My grandparents’ first house was in Echo Park. My aunt and uncle lived here, too. After World War II, my family moved out to the San Fernando Valley where there was more interest in the newer, the cleaner, the fancier. But my generation has rediscovered the appeal of living in a place with easy access to transportation, coffee shops, and galleries, a place that has parks, history, and complex layers.
There used to be three houses on this lot. The city issued a permit to knock down the two in front in 1978.The place was like a rundown public park because it was open to the street on three sides. The house was in such a bad state of decay that the property was sold as land value only. But we thought the foundation, redwood structure, and roofing were in pretty good shape. It was just the siding, interior finishes, plumbing, and the electrical that needed help.

Given our original budget of $50,000, which eventually bumped up to $62,000, it didn’t make sense to tear down and start over. That would have cost more financially and environmentally, and it would have come at the expense of the historic nature of the neighborhood. To me, the most sustainable house is the house that’s already here. So we saved the structure, wrapped it in cement fiberboard paneling, and donated whatever materials we could to a salvage yard.

The interior is 15 feet by 37 feet, which means we have 578 square feet above in the residence and the same below for the office. We thought this could be like a little working box with a living unit on top. Our goal was to imagine ways to live in a small space that weren’t about living small. Instead of dividing it into several rooms like before or building bigger, we use the garden for meals and other gatherings.
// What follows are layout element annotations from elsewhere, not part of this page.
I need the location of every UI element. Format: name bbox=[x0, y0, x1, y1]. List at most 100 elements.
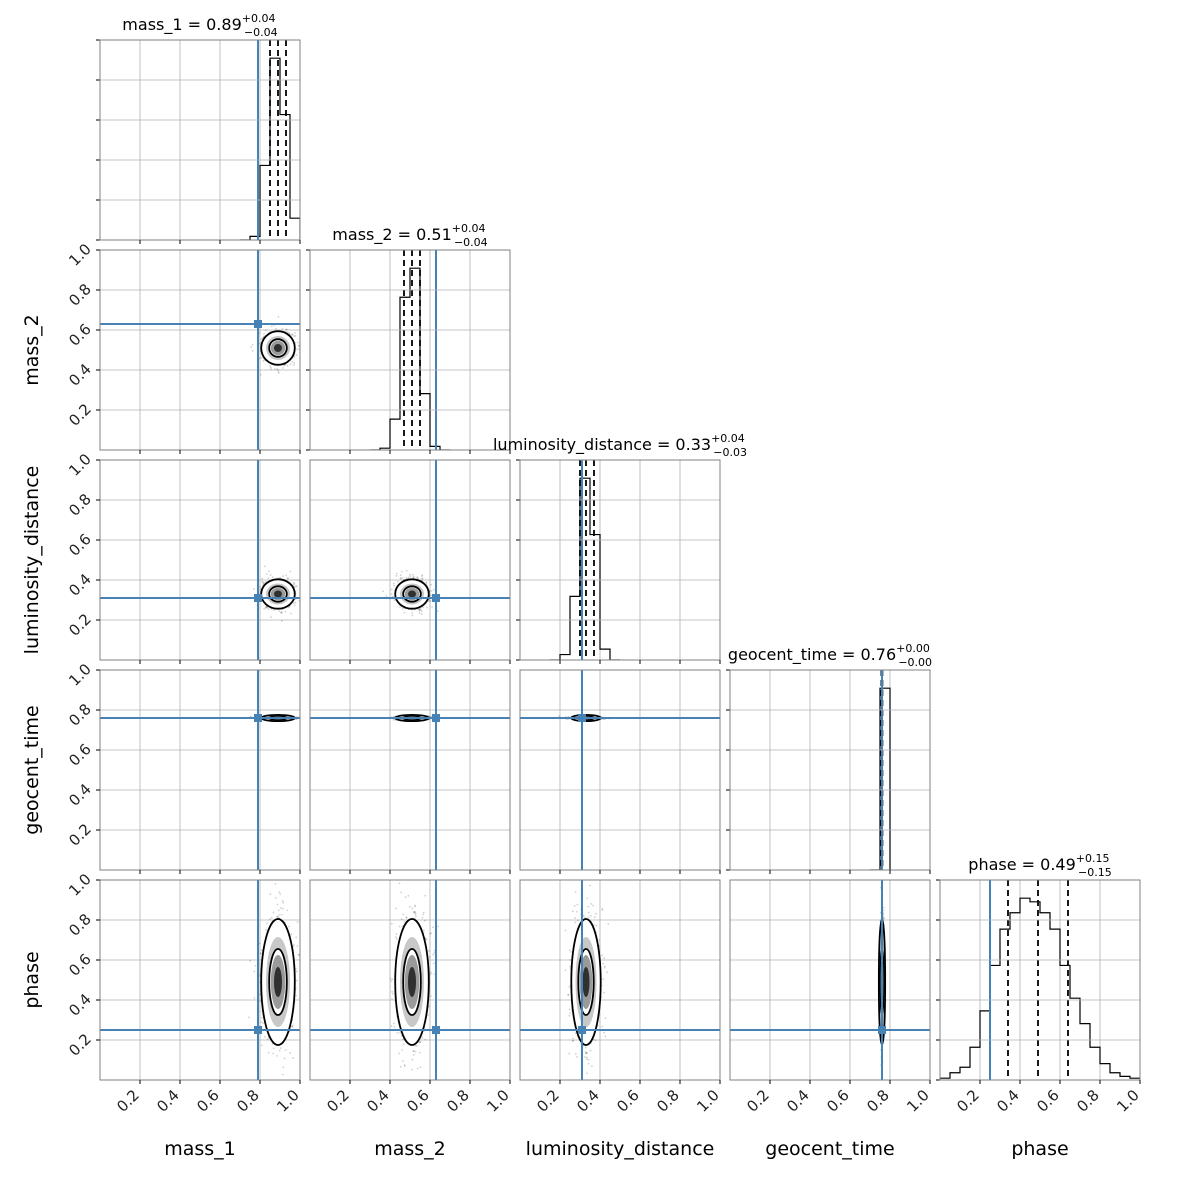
scatter-point bbox=[260, 338, 263, 340]
scatter-point bbox=[263, 607, 266, 610]
scatter-point bbox=[430, 583, 433, 586]
scatter-point bbox=[428, 715, 431, 718]
scatter-point bbox=[250, 346, 252, 349]
scatter-point bbox=[281, 327, 284, 330]
scatter-point bbox=[436, 610, 439, 613]
scatter-point bbox=[409, 573, 411, 576]
scatter-point bbox=[432, 588, 435, 591]
scatter-point bbox=[408, 576, 410, 579]
scatter-point bbox=[405, 569, 408, 572]
scatter-point bbox=[416, 576, 418, 579]
scatter-point bbox=[412, 576, 415, 578]
panel-content bbox=[100, 250, 300, 450]
panel-luminosity_distance-vs-mass_1 bbox=[96, 459, 301, 664]
density-core bbox=[408, 590, 416, 598]
scatter-point bbox=[271, 576, 274, 579]
scatter-point bbox=[259, 373, 262, 376]
scatter-point bbox=[294, 585, 297, 588]
scatter-point bbox=[395, 572, 398, 575]
scatter-point bbox=[277, 316, 280, 318]
scatter-point bbox=[425, 581, 428, 584]
scatter-point bbox=[269, 574, 272, 576]
scatter-point bbox=[285, 574, 287, 577]
scatter-point bbox=[264, 329, 267, 332]
scatter-point bbox=[262, 581, 264, 584]
scatter-point bbox=[393, 719, 395, 721]
panel-content bbox=[550, 460, 620, 660]
scatter-point bbox=[419, 608, 422, 610]
scatter-point bbox=[280, 620, 283, 622]
scatter-point bbox=[289, 570, 292, 573]
scatter-point bbox=[265, 605, 268, 608]
scatter-point bbox=[282, 575, 284, 578]
panel-geocent_time-vs-mass_2 bbox=[309, 669, 511, 874]
scatter-point bbox=[287, 577, 290, 580]
scatter-point bbox=[251, 343, 254, 346]
scatter-point bbox=[281, 367, 284, 369]
scatter-point bbox=[263, 565, 266, 568]
scatter-point bbox=[263, 332, 265, 335]
panel-frame bbox=[309, 249, 511, 451]
panel-mass_1-vs-mass_1 bbox=[96, 39, 301, 244]
scatter-point bbox=[418, 609, 421, 612]
scatter-point bbox=[283, 364, 285, 367]
scatter-point bbox=[289, 363, 292, 366]
scatter-point bbox=[293, 363, 295, 366]
histogram-luminosity_distance bbox=[550, 477, 620, 660]
panel-content bbox=[100, 460, 300, 660]
scatter-point bbox=[291, 334, 294, 336]
scatter-point bbox=[405, 576, 408, 579]
scatter-point bbox=[287, 331, 290, 334]
scatter-point bbox=[291, 360, 294, 363]
scatter-point bbox=[296, 348, 299, 351]
panel-content bbox=[100, 670, 300, 870]
panel-frame bbox=[519, 459, 721, 661]
scatter-point bbox=[392, 582, 395, 585]
scatter-point bbox=[270, 366, 272, 369]
truth-marker bbox=[254, 320, 262, 328]
scatter-point bbox=[421, 574, 424, 577]
scatter-point bbox=[261, 577, 264, 580]
scatter-point bbox=[293, 602, 295, 604]
scatter-point bbox=[411, 614, 414, 617]
scatter-point bbox=[277, 369, 280, 372]
scatter-point bbox=[429, 600, 432, 603]
scatter-point bbox=[265, 573, 268, 575]
scatter-point bbox=[298, 344, 300, 347]
scatter-point bbox=[285, 328, 288, 331]
scatter-point bbox=[292, 581, 295, 584]
scatter-point bbox=[294, 332, 296, 334]
scatter-point bbox=[269, 365, 271, 368]
scatter-point bbox=[396, 580, 399, 583]
scatter-point bbox=[278, 610, 281, 613]
panel-frame bbox=[309, 459, 511, 661]
scatter-point bbox=[284, 363, 287, 366]
scatter-point bbox=[420, 577, 423, 580]
truth-marker bbox=[432, 594, 440, 602]
panel-geocent_time-vs-mass_1 bbox=[96, 669, 301, 874]
scatter-point bbox=[294, 335, 297, 337]
truth-marker bbox=[432, 714, 440, 722]
scatter-point bbox=[412, 573, 414, 576]
scatter-point bbox=[262, 582, 265, 585]
scatter-point bbox=[274, 368, 276, 371]
panel-content bbox=[520, 670, 720, 870]
scatter-point bbox=[421, 577, 424, 580]
scatter-point bbox=[293, 604, 296, 607]
scatter-point bbox=[280, 611, 283, 613]
scatter-point bbox=[265, 607, 268, 609]
scatter-point bbox=[270, 616, 272, 619]
density-core bbox=[274, 590, 282, 598]
scatter-point bbox=[431, 605, 433, 608]
scatter-point bbox=[420, 610, 423, 612]
scatter-point bbox=[293, 335, 296, 338]
scatter-point bbox=[416, 577, 419, 580]
panel-luminosity_distance-vs-mass_2 bbox=[309, 459, 511, 664]
panels-layer bbox=[96, 39, 1141, 1084]
scatter-point bbox=[272, 609, 275, 612]
scatter-point bbox=[284, 610, 287, 613]
scatter-point bbox=[253, 588, 255, 590]
scatter-point bbox=[425, 582, 427, 584]
scatter-point bbox=[293, 583, 296, 585]
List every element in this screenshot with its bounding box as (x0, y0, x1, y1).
The house is one room with the bathroom in the middle. By creating complexity and visual interruptions, we changed the way you experience the space so you perceive it as a larger volume. You get different perspectives, different views. When you’re in the living room, you see shelving with books along a long wall, but you don’t know that’s the bedroom at the other end. With light coming in from the skylights and sliding glass doors, the impression is not of a darkening, shrinking space but of a more generous room.

We wanted the house to function in all the necessary ways, but we didn’t want to be reminded of those functions all the time. Laurent and I could have filled the kitchen wall with cabinets, but then it would have always looked like a kitchen. Instead, we created a table as a more neutral space—–for eating, chatting, or just hanging out—–and put the sink, oven, and storage on the back side of the table.

The wall remains open so we can hang a picture, a map, or something else. There’s intentional ambiguity in other areas, too. The storage wall doesn’t have to be filled, but we mixed books, sweaters, and a little stereo system in there. Because there’s a tendency in domestic spaces to privatize certain areas, we parked an eight-foot-long sliding panel in front of the clothes, but we can slide it anywhere because the track runs the entire length of the shelves. We can also turn on a projector and use the panel as a screen. We have so little space that every inch matters. It should all be meaningful and beautiful.

The bathroom is supposed to feel like a bubble inside the main room. The same MDF [medium-density fiberboard] panels from the floor rise up to enclose the bathroom, and mirrors make it seem like the bathroom isn’t connected to anything. Inside, the size of the tiled wall creates the illusion of more space, and this exaggerated proportion—–plus another sliding door with a view to the rear garden—–help make the room feel larger. We open the shower curtain, it’s on a hospital track, when we’re not using it.

We were really attentive to placing doors in front and back, so the house acts like a porch when it’s hot. We have vintage linen curtains indoors and Ikea canvas curtains out in front to block the late-afternoon sun. When everything is open, we get nice, cool cross-ventilation, and I love to watch the curtains swing in the breeze. This house is all about the way light and air move through.